Love At First Bite
If the truth be known many of us would like to lump Valentine’s Day in the same ‘commercial’ basket as Mother’s Day and Father’s Day but it doesn’t have to be like that. Whilst we can show our gratitude to those we care about in many ways there is nothing like a little home ‘made with love’ to perk up the day of your children, friends, family, lovers or spouse, especially when the gesture of love comes from the heart rather than the ‘checkout’!
Cooking with love speaks loudly to those who are special as soon as the ‘currency of chocolate’ (or cheese) comes into play, which is why I decided to share a couple of decadent and quick chocolate recipes for you to enjoy making for yourself or a loved one.
For the first one we used the base recipe from ‘Food Matters’ with
- 1/2 cup melted coconut oil
- 1 tsp pure vanilla bean paste
- 1/4 cup pure organic maple syrup
- 1/2 cup of cacao powder
- 1/4 cup nut butterI mixed all the ingredients together and poured the smooth mixture into a square dish lined with baking paper.I topped it with chopped mixed nuts, sunflower seeds and goji
berries and then popped it in the freezer to set.

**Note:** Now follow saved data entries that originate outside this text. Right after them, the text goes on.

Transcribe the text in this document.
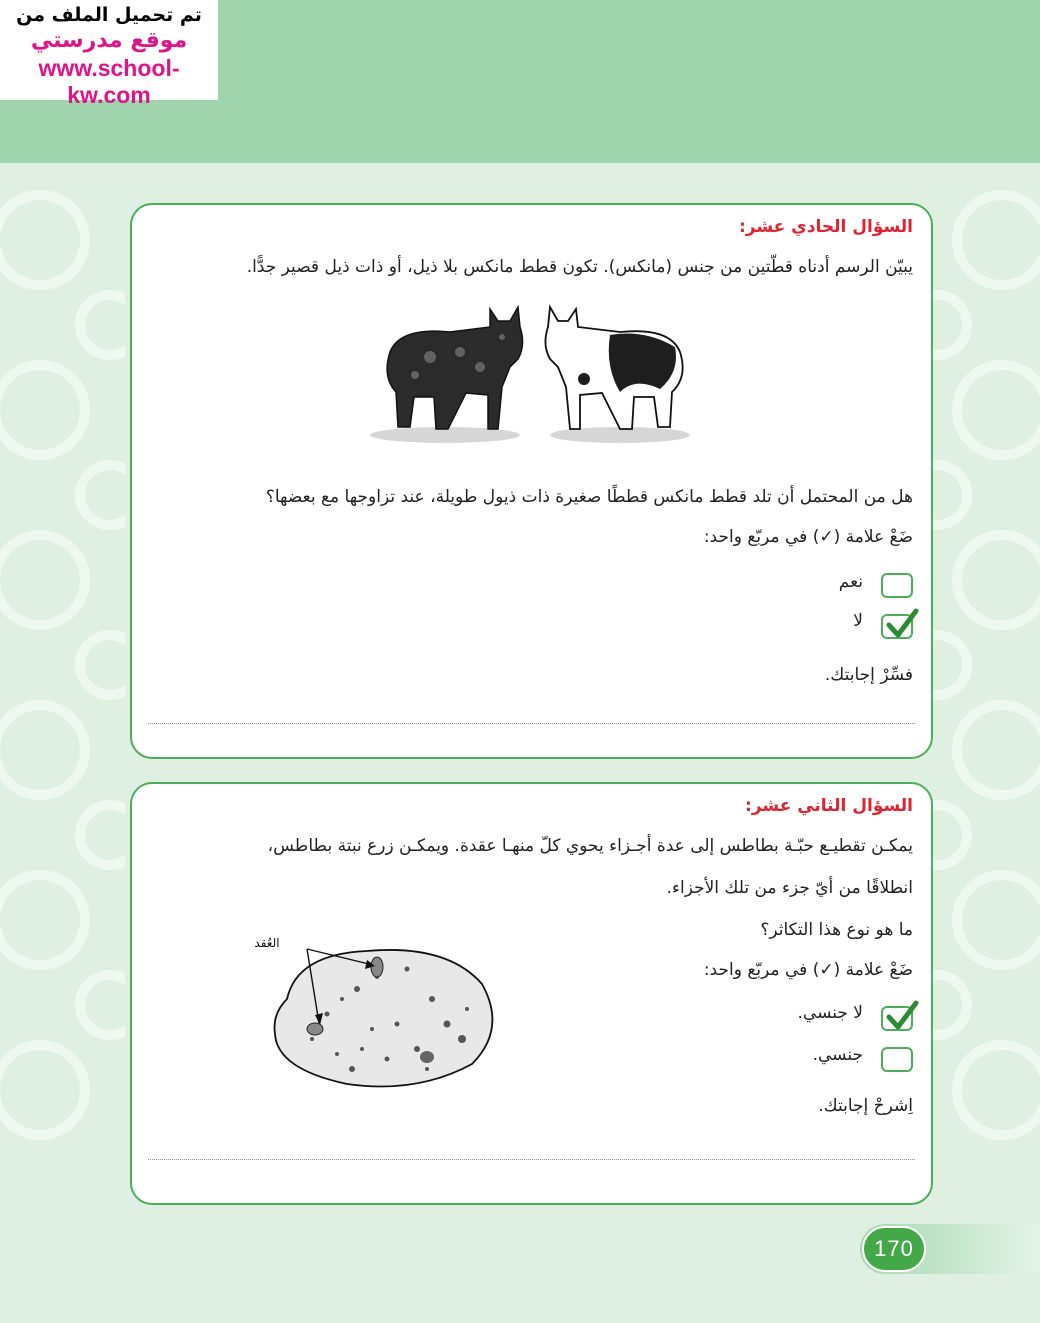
تم تحميل الملف من
موقع مدرستي
www.school-kw.com
السؤال الحادي عشر:
يبيّن الرسم أدناه قطّتين من جنس (مانكس). تكون قطط مانكس بلا ذيل، أو ذات ذيل قصير جدًّا.
هل من المحتمل أن تلد قطط مانكس قططًا صغيرة ذات ذيول طويلة، عند تزاوجها مع بعضها؟
ضَعْ علامة (✓) في مربّع واحد:
نعم
لا
فسِّرْ إجابتك.
السؤال الثاني عشر:
يمكـن تقطيـع حبّـة بطاطس إلى عدة أجـزاء يحوي كلّ منهـا عقدة. ويمكـن زرع نبتة بطاطس،
انطلاقًا من أيّ جزء من تلك الأجزاء.
ما هو نوع هذا التكاثر؟
ضَعْ علامة (✓) في مربّع واحد:
لا جنسي.
جنسي.
اِشرحْ إجابتك.
العُقد
170
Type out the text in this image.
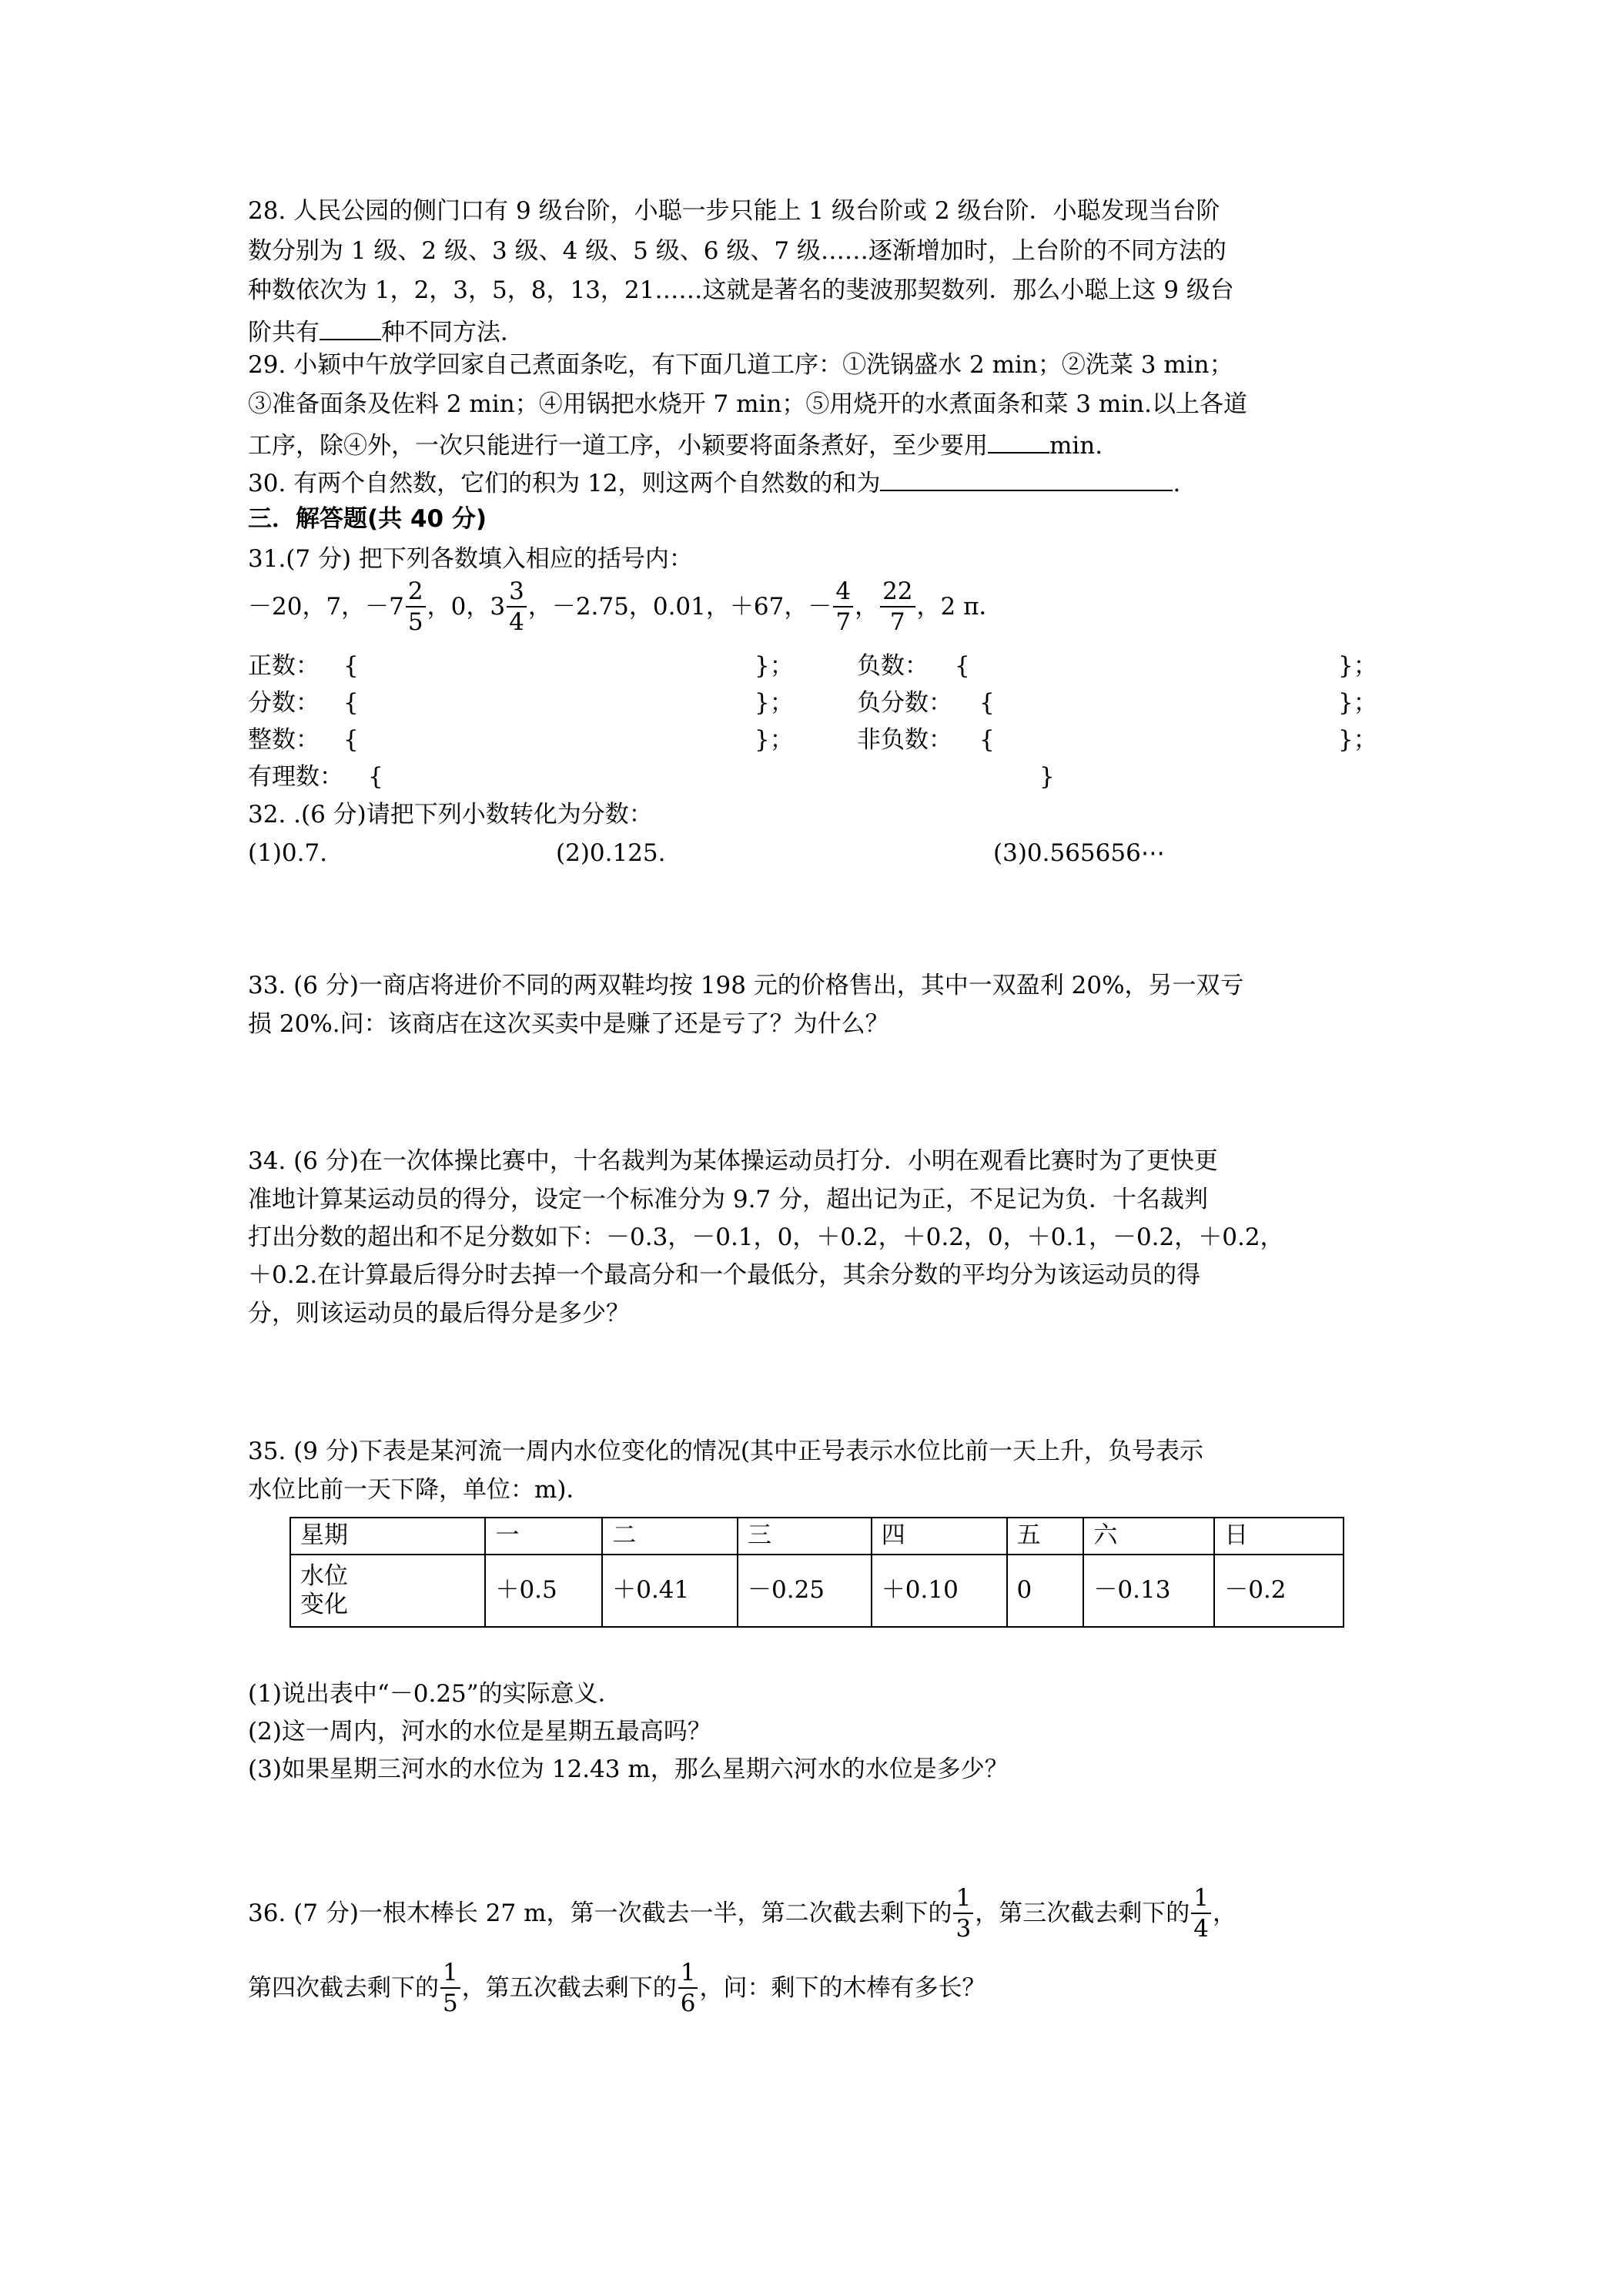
28. 人民公园的侧门口有 9 级台阶，小聪一步只能上 1 级台阶或 2 级台阶．小聪发现当台阶
数分别为 1 级、2 级、3 级、4 级、5 级、6 级、7 级……逐渐增加时，上台阶的不同方法的
种数依次为 1，2，3，5，8，13，21……这就是著名的斐波那契数列．那么小聪上这 9 级台
阶共有	种不同方法．
29. 小颖中午放学回家自己煮面条吃，有下面几道工序：①洗锅盛水 2 min；②洗菜 3 min；
③准备面条及佐料 2 min；④用锅把水烧开 7 min；⑤用烧开的水煮面条和菜 3 min.以上各道
工序，除④外，一次只能进行一道工序，小颖要将面条煮好，至少要用	min.
30. 有两个自然数，它们的积为 12，则这两个自然数的和为	.
三．解答题(共 40 分)
31.(7 分) 把下列各数填入相应的括号内：
－20，7，$-7 \frac{2}{5}$ ，0，$3 \frac{3}{4}$ ，－2.75，0.01，＋67，－ $\frac{4}{7}$ ， $\frac{22}{7}$ ，2 π．
正数： {	}；	负数： {	}；
分数： {	}；	负分数： {	}；
整数： {	}；	非负数： {	}；
有理数： {	}
32. .(6 分)请把下列小数转化为分数：
(1)0.7.	(2)0.125.	(3)0.565656⋯
33. (6 分)一商店将进价不同的两双鞋均按 198 元的价格售出，其中一双盈利 20%，另一双亏
损 20%.问：该商店在这次买卖中是赚了还是亏了？为什么？
34. (6 分)在一次体操比赛中，十名裁判为某体操运动员打分．小明在观看比赛时为了更快更
准地计算某运动员的得分，设定一个标准分为 9.7 分，超出记为正，不足记为负．十名裁判
打出分数的超出和不足分数如下：－0.3，－0.1，0，＋0.2，＋0.2，0，＋0.1，－0.2，＋0.2，
＋0.2.在计算最后得分时去掉一个最高分和一个最低分，其余分数的平均分为该运动员的得
分，则该运动员的最后得分是多少？
35. (9 分)下表是某河流一周内水位变化的情况(其中正号表示水位比前一天上升，负号表示
水位比前一天下降，单位：m)．
星期	一	二	三	四	五	六	日
水位
变化	＋0.5	＋0.41	－0.25	＋0.10	0	－0.13	－0.2
(1)说出表中“－0.25”的实际意义．
(2)这一周内，河水的水位是星期五最高吗？
(3)如果星期三河水的水位为 12.43 m，那么星期六河水的水位是多少？
36. (7 分)一根木棒长 27 m，第一次截去一半，第二次截去剩下的 $\frac{1}{3}$ ，第三次截去剩下的 $\frac{1}{4}$ ，
第四次截去剩下的 $\frac{1}{5}$ ，第五次截去剩下的 $\frac{1}{6}$ ，问：剩下的木棒有多长？
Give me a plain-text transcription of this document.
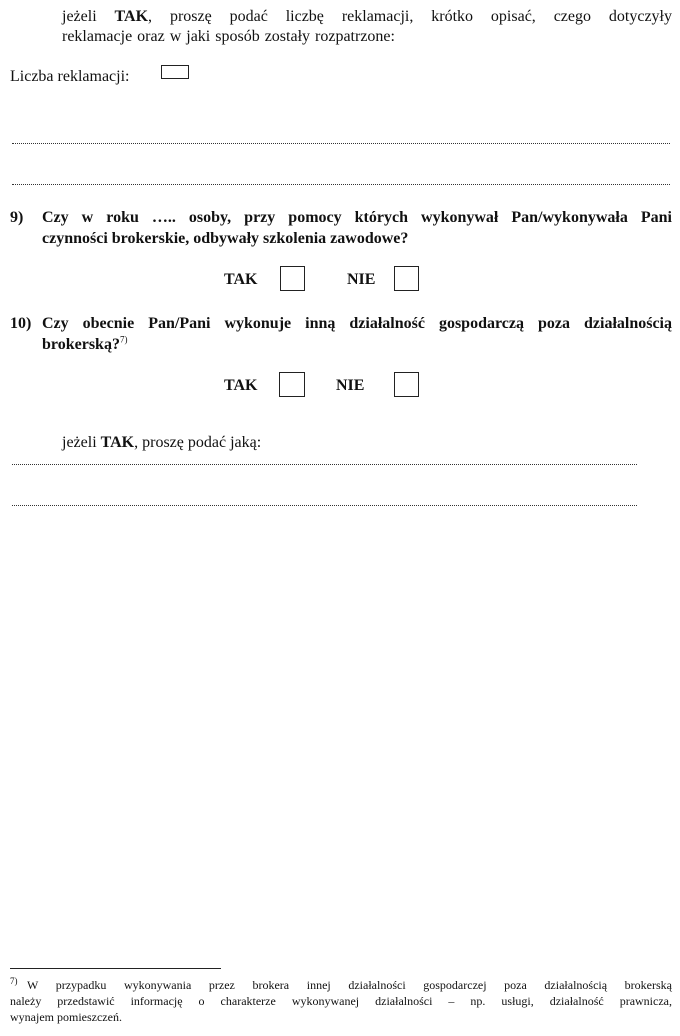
jeżeli TAK, proszę podać liczbę reklamacji, krótko opisać, czego dotyczyły
reklamacje oraz w jaki sposób zostały rozpatrzone:
Liczba reklamacji:
9) Czy w roku ….. osoby, przy pomocy których wykonywał Pan/wykonywała Pani
czynności brokerskie, odbywały szkolenia zawodowe?
TAK	NIE
10) Czy obecnie Pan/Pani wykonuje inną działalność gospodarczą poza działalnością
brokerską?$^{7)}$
TAK	NIE
jeżeli TAK, proszę podać jaką:
7) W przypadku wykonywania przez brokera innej działalności gospodarczej poza działalnością brokerską
należy przedstawić informację o charakterze wykonywanej działalności – np. usługi, działalność prawnicza,
wynajem pomieszczeń.
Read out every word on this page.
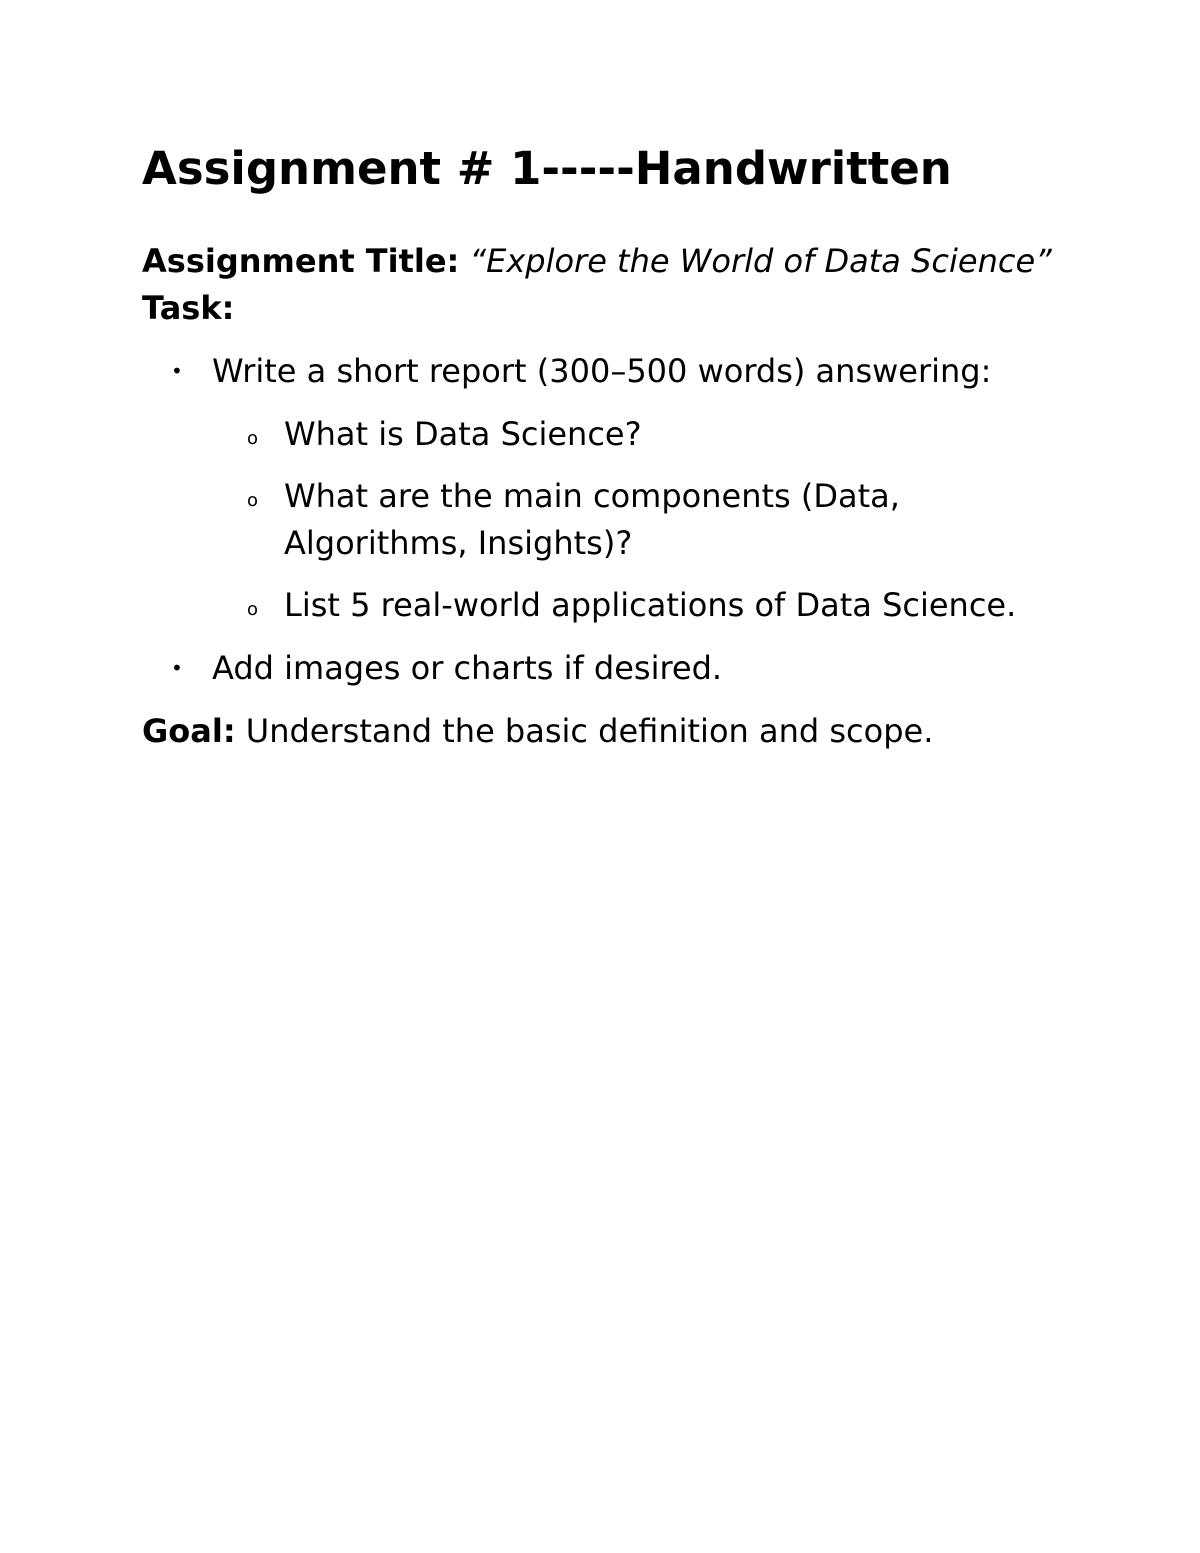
Assignment # 1-----Handwritten

Assignment Title: “Explore the World of Data Science”

Task:

• Write a short report (300–500 words) answering:
o What is Data Science?
o What are the main components (Data, Algorithms, Insights)?
o List 5 real-world applications of Data Science.
• Add images or charts if desired.

Goal: Understand the basic definition and scope.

The second recipe we made using a slightly altered recipe from Alexx Stuart of Low Tox Life which she affectionately calls ‘freezer fudge’, using..
- 100 g coconut oil
- 100 g nut butter ( I use the pesticide free, organic nut butter from About Life)
- 40 g Naked Paleo beetroot + cacao mylk infusion (for a nice red chocolate)
- 40 g of pure organic maple syrup
- 1 tsp of pure vanilla bean paste
Once again I mixed all the ingredients together and poured the mixture into little heart shaped silicon chocolate moulds.
Both of these ‘sweet’ treats took less than 15 mins to make and contain no refined sugar, gluten or dairy.
We’re really excited to be sharing these with our family on Valentine’s Day as ‘the joy of love’ really is in the ‘giving’ rather than the ‘receiving’ 💗
‘In a world where you can be anything BE KIND’.